A new study finds that only two days of make-up sleep reverses the metabolic damage from insomnia — at least in the short term.
/ Source: TODAY

This week, you’ve averaged barely five hours of sleep each night. You may be able to catch up on those restless nights by sleeping in this weekend. A new study finds that only two days of make-up sleep reverses the metabolic damage from sleep deprivation — at least in the short term.

“You are going to improve your insulin sensitivity and giving yourself permission to sleep in … prevents your future diabetes risk,” said Josiane Broussard, assistant research professor at the University of Colorado, Boulder, and one of the authors of the study.

Related: One night of bad sleep messes up your metabolism

Broussard and Dr. Esra Tasali, an associate professor of medicine at the University of Chicago, asked 19 healthy, young men to participate in two different sleep studies. For four days, the men stayed in bed for 8.5 hours. During the second phase, they were in bed for 4.5 hours for four days, but had two recovery days. On the first recovery day, they stayed in bed for 12 hours and could sleep as much as they wanted; on the second they stayed in bed for 10 hours and could sleep as much as they wanted.

Broussard and Tasali tested the participants’ blood sugar every day.

When the men were sleep deprived their insulin sensitivity — the ability to regulate blood sugar — decreased by 23 percent, increasing their diabetes risk by 16 percent. Yet, after two days of make-up sleep, where they averaged about 9.5 hours of sleep, they returned to normal, healthy levels.

“The body is adaptive,” Tasali said. “If you were to catch up on sleep, a good amount of sleep, an average of 10 hours of sleep, you can go back to baseline and reduce your risk.”

Dr. Harneet Walia, who did not participate in the study, said it provides exciting results that make-up sleep can reverse metabolic damage, but warned that the results provide an incomplete picture.

“This was a short-term study and often people are chronically sleep deprived,” said the sleep medicine doctor at the Center for Sleep Disorders in the Neurological Institute at Cleveland Clinic. “We still don’t know whether the chronic effects [of sleep deprivation] can be reversed with extra sleep on the weekend.”

Related: Want better sleep? Bring the pet to bed with you!

Dr. Raj Dasgupta, who also was not involved in the study, agreed with Walia. While he praised the results because it encourages people to get more sleep, he warned that the findings may only apply to young, health men.

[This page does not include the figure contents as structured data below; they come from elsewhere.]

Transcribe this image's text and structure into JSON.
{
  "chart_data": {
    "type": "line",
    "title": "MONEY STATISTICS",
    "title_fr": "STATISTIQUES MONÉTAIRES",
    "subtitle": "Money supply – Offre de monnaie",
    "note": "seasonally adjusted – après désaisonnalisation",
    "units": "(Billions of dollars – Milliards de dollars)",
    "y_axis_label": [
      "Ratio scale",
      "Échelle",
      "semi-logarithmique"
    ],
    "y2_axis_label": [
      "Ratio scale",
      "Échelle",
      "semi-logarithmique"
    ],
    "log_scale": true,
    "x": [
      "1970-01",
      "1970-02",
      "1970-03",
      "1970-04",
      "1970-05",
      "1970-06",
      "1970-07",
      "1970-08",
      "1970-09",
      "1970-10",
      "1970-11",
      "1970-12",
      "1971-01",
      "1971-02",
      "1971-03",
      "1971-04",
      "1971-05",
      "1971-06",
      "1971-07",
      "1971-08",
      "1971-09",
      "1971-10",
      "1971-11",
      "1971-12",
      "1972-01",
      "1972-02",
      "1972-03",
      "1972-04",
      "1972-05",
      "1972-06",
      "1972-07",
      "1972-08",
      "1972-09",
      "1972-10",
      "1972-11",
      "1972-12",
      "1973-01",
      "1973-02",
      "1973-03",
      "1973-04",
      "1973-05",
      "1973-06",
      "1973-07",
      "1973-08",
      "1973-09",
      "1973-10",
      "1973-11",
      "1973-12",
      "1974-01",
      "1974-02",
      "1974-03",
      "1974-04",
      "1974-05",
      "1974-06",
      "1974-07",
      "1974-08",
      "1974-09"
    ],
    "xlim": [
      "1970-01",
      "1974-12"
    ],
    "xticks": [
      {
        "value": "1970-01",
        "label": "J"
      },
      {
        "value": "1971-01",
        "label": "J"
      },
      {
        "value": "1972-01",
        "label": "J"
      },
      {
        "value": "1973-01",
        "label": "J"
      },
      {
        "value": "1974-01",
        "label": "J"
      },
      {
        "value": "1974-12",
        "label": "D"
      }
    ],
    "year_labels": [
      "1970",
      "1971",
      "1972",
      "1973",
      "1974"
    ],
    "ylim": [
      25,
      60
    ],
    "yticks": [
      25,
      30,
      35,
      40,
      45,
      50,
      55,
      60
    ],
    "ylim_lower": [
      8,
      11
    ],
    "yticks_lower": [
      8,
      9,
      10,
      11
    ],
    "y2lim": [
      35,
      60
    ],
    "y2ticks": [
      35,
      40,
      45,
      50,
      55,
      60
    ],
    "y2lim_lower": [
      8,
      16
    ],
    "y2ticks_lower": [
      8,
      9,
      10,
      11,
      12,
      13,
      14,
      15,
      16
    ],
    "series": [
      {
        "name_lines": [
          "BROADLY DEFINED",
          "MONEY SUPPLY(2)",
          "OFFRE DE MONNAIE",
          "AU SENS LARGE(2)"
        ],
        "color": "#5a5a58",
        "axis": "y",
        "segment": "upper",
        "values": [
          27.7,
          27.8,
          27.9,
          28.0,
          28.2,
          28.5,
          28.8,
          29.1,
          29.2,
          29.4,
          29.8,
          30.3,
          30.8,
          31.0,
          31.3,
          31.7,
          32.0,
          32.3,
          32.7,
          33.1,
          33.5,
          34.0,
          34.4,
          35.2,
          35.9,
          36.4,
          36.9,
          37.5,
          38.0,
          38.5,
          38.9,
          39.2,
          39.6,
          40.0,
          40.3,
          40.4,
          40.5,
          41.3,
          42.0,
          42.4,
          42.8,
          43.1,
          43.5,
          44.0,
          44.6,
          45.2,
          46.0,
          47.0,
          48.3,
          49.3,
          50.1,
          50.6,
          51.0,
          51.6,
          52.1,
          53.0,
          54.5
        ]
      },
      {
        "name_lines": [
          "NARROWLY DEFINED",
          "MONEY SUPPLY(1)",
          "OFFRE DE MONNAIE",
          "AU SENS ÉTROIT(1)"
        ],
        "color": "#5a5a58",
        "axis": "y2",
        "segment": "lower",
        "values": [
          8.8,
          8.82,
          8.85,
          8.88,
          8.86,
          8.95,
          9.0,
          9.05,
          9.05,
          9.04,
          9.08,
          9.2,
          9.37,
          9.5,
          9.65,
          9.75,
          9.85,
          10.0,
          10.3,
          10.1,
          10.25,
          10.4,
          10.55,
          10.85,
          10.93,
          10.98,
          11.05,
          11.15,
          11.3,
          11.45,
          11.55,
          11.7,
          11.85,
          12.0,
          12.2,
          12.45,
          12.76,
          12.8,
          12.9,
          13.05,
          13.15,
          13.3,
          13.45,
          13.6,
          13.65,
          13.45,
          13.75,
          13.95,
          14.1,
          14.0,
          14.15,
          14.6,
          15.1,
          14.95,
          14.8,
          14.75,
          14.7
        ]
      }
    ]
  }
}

“You cannot infer what could be happening with the female population,” said the assistant professor of clinical medicine at Keck School of Medicine at the University of Southern California and a fellow of the American Academy of Sleep Medicine.

He also said that it would be valuable to study the effects of make-up sleep in a larger population and overweight people, who are at greater risk for diabetes. And, it fails to look at how make-up sleep improves the cognitive deficits, such as confusion, irritability, and memory problems, related to sleep deprivation.

But overall, Dasgupta applauded the study.

“Any study that wants to encourage people to get more sleep … is a good study.”